Valeant, Mylan and Actavis eye Pfizer's brand-new generics unit for buyout: Reuters
Pfizer ($PFE) celebrated three birthdays January 1. That's when it officially divided its business into three distinct units, each with its own management and financial reporting--and each with its own prospect of setting off on its own, at least eventually.
Analysts are betting that one of those three businesses will be first to go: Pfizer's value products business, a.k.a., its off-patent and soon-to-be-off-patent products. And they figure Group President John Young will be working hard to get that business humming at high frequency as a prelude to sale or spinoff.
Already, potential buyers are buzzing.
Reuters reports that a trio of possible suitors--the always-up-for-a-deal Valeant ($VRX), plus generics bigwigs Mylan ($MYL) and Actavis ($ACT)-- are eyeing Pfizer's branded generics business. Citing several unnamed sources, the news service says all three companies have expressed their interest, but Pfizer isn't ready to broach the subject.
Though the new unit's numbers won't be discrete till first-quarter results are released this spring, there is a number attached to Pfizer's current established products business, and that's $7 billion for the first 9 months of last year, Reuters says.
That's a really big bite for a company like Valeant, which just pulled off its biggest buyout ever: the $8.7 billion deal for Bausch & Lomb. But Valeant CEO J. Michael Pearson thinks big, and he said just last week that he's eyeing a place in pharma's global top 5.

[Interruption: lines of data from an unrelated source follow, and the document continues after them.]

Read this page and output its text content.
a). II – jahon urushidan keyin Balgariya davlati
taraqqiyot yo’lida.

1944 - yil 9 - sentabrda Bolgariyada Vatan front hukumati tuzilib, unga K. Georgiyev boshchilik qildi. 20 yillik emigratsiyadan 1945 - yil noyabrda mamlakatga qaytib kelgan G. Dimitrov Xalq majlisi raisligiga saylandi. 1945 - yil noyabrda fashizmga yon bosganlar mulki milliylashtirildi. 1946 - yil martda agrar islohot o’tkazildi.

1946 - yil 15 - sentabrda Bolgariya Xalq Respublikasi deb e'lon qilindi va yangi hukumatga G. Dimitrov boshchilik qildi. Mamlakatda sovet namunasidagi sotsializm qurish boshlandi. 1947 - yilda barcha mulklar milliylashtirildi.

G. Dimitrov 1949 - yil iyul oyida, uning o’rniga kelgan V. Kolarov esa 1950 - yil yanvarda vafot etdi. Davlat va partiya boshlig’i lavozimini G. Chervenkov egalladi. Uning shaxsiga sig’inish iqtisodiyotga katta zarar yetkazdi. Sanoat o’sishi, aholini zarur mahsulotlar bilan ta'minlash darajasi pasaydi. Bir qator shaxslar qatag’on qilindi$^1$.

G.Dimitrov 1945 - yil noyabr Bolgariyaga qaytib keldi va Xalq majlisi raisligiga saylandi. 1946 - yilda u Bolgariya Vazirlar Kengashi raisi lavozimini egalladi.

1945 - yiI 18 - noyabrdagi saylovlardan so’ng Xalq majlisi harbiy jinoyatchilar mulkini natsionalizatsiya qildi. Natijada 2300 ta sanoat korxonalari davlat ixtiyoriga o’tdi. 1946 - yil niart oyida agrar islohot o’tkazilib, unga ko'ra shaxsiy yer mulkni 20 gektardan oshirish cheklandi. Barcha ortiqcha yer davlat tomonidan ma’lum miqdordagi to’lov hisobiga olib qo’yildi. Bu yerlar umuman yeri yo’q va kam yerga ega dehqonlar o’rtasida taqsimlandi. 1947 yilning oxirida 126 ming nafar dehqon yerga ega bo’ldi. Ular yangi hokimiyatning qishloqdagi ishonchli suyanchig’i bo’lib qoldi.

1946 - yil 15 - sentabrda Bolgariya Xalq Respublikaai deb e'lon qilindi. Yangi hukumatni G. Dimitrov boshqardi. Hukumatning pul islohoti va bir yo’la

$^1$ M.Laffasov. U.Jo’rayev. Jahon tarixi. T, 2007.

Meanwhile, both Mylan and Actavis are aiming for the top spot in the worldwide generics league. Actavis was formed in November 2012 when Watson Laboratories CEO Paul Bisaro merged his company with Swiss-based Actavis and took on the latter's name. The company has since snapped up Ireland-based Warner Chilcott for $5 billion, in a deal that closed late last year. Actavis racked up almost $6 billion in the first 9 months of 2013, and with Warner Chilcott in the mix, it's expected to hit $11 billion this year.
Mylan wrapped up its own deals in 2013. Most recently, it bought Agila Specialties, the India-based injectables unit of Strides Arcolab, for $1.75 billion. For the first 9 months of last year, its total revenue amounted to $5.1 billion.